Net Tick Time

This guide covers a mechanism used by RabbitMQ nodes and CLI tools (well, Erlang nodes) to determine peer [un]availability, known as "net ticks" or kernel.net_ticktime. See the Erlang kernel documentation for more details.


Each pair of nodes in a cluster are connected by the transport layer. Periodic tick messages are exchanged between all pairs of nodes to maintain the connections and to detect disconnections. Network interruptions could otherwise go undetected for a fairly long period of time (depending on the transport and OS kernel settings e.g. for TCP). Fundamentally this is the same problem that heartbeats seek to address in messaging protocols, just between different peers: RabbitMQ cluster nodes and CLI tools.

Nodes and connected CLI tools periodically send each other small data frames. If no data was received from a peer in a given period of time, that peer is considered to be unavilable ("down").
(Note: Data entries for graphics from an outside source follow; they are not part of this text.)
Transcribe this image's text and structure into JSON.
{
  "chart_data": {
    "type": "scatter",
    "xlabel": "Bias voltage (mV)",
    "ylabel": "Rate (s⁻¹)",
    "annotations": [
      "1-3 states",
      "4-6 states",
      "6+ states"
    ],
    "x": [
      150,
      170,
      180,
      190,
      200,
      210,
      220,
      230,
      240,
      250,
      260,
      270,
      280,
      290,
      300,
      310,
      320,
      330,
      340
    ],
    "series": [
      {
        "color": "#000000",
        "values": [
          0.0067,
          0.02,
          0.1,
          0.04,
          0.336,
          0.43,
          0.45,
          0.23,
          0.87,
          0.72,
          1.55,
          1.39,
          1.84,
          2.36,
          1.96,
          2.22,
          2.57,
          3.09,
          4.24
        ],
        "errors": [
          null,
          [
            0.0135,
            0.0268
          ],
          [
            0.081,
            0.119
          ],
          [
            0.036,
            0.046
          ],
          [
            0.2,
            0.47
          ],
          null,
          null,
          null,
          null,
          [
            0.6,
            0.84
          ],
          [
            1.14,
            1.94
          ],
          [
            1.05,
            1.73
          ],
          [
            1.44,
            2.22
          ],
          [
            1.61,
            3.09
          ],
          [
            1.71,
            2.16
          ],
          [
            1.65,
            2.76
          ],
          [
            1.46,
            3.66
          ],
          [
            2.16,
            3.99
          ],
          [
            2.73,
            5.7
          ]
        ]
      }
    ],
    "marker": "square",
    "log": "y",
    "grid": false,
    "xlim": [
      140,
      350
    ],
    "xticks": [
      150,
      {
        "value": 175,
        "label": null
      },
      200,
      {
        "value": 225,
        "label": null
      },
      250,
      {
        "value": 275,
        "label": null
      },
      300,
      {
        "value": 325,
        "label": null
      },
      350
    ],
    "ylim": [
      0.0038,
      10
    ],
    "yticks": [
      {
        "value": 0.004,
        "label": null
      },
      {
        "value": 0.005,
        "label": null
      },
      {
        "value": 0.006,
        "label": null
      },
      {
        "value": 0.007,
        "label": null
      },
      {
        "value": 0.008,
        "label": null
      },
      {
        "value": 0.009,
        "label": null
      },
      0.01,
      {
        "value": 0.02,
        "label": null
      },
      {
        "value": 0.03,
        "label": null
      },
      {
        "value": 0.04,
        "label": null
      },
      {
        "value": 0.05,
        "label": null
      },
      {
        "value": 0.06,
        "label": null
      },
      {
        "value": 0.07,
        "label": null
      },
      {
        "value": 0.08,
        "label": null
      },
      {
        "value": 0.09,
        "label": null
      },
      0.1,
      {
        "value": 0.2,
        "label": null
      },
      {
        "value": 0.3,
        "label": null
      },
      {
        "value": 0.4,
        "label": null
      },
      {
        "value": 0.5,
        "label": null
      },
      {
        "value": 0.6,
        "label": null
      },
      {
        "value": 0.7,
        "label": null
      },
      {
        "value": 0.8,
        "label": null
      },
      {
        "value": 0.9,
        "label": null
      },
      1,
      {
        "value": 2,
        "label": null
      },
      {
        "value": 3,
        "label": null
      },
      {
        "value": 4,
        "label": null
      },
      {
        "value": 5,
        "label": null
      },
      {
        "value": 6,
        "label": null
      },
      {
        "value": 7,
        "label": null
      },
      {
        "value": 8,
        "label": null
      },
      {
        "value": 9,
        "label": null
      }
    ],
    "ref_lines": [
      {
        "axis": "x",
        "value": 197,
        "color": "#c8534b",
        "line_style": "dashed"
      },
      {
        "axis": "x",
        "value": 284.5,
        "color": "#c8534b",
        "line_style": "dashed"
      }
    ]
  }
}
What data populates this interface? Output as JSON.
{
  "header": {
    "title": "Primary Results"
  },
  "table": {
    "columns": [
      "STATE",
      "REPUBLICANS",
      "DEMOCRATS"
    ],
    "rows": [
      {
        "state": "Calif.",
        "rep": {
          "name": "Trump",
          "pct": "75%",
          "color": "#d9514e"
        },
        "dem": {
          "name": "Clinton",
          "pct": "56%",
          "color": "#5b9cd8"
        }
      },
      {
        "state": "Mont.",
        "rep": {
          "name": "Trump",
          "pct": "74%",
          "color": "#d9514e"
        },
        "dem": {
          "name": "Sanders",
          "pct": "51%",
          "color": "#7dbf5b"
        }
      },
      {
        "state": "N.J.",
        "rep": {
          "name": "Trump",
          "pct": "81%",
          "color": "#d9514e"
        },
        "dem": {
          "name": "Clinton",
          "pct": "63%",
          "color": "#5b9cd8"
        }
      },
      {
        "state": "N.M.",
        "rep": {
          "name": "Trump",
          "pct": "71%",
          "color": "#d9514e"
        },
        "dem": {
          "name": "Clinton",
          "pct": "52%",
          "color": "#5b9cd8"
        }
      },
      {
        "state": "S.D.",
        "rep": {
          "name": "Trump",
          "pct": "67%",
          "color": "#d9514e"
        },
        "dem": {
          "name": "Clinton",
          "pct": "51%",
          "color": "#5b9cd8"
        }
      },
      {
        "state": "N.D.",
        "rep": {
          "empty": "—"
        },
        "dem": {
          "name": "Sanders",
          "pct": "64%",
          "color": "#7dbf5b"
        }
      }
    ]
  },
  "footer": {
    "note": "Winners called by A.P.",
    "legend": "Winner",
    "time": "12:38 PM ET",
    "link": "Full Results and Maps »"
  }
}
When one RabbitMQ node determines that another node has gone down it will log a message giving the other node's name and the reason, like:

=INFO REPORT==== 23-Sep-2014::16:21:22 ===
node rabbit@cordelia down: net_tick_timeout

In this case the net_tick_timeout tells us that the other node was detected as down due to the net ticktime being exceeded. Another common reason is connection_closed, meaning that the connection was explicitly closed at the TCP level.

Tick Frequency

The frequency of both tick messages and detection of failures is controlled by the net_ticktime configuration setting. Normally four ticks are exchanged between a pair of nodes every net_ticktime seconds. If no communication is received from a node within net_ticktime (± 25%) seconds then the node is considered down and no longer a member of the cluster.

Increasing the net_ticktime across all nodes in a cluster will make the cluster more resilient to short network outtages, but it will take longer for remaing nodes to detect crashed nodes. Conversely, reducing the net_ticktime across all nodes in a cluster will reduce detection latency, but increases the risk of detecting spurious partitions.

The impact of changing the default net_ticktime should be carefully considered. All nodes in a cluster must use the same net_ticktime. The following sample rabbitmq.config configuration demonstrates doubling the default net_ticktime from 60 to 120 seconds:

        {rabbit, [{tcp_listeners, [5672]}]},
        {kernel, [{net_ticktime,  120}]}


The HTTP API often needs to perform cluster-wide queries which has the effect that the UI can appear unresponsive until a partition is detected and handled. Lowering net_ticktime can help to improve the responsiveness during such events but any decision to change net_ticktime should be done carefully as emphasised above.